ColinE
ColinE

Reputation: 70142

Objective-C proxy for protocol Xcode compiler warnings

I have a class which acts as a generic proxy for forwarding delegates. By implementing respondsToSelector and forwardInvocation I am able to use this class to forward selectors that would be sent to a delegate for various UI controls.

The problem is that when I use this class I get a compiler warning. For example, if I use it to forward messages to the UITableViewDelegate:

DelegateForwarder* _forward = [[DelegateForwarder alloc] init];
_tableView.delegate = _forward;

I get the compiler warning:

Assigning to id<UITableViewDelegate> from incompatible type 'DelegateForwarder'

I know that the warning is generated because DelegateForwarder does not adopt the UITableViewDelegate delegate, but I do not want it to - because the forwarding mechanism it provides is entirely generic.

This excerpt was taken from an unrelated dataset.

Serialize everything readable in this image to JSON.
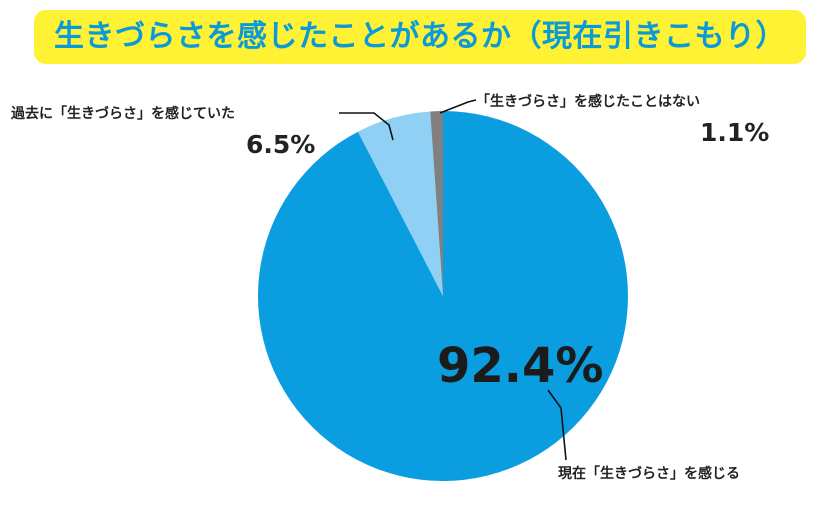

Despite the warning my code runs as intended.

Is there anything I can do to indicate in some way to the compiler and users of this class that it uses message forwarding, so the fact that it does not adopt a specific protocol is not an issue?

Upvotes: 0

Views: 244

Answers (2)

kovpas
kovpas

Reputation: 9593

Check if you added <UITableViewDelegate> to a list of DelegateForwarder's protocols. In general it's more proper way than initializing with generic "id" type.

Upvotes: 0

Phillip Mills
Phillip Mills

Reputation: 31016

Expanding on the comments....

Since id is called a "generic object type", it's use is a signal to the type-checking mechanism that the nature of the referenced object is to be considered completely dynamic. This means that code such as...

DelegateForwarder* _forward = [[DelegateForwarder alloc] init];
_tableView.delegate = _forward;

...implies that the DelegateForwarder variable should be checked for conformance, whereas...

id _forward = [[DelegateForwarder alloc] init];
_tableView.delegate = _forward;

...is a "trust me" type of declaration.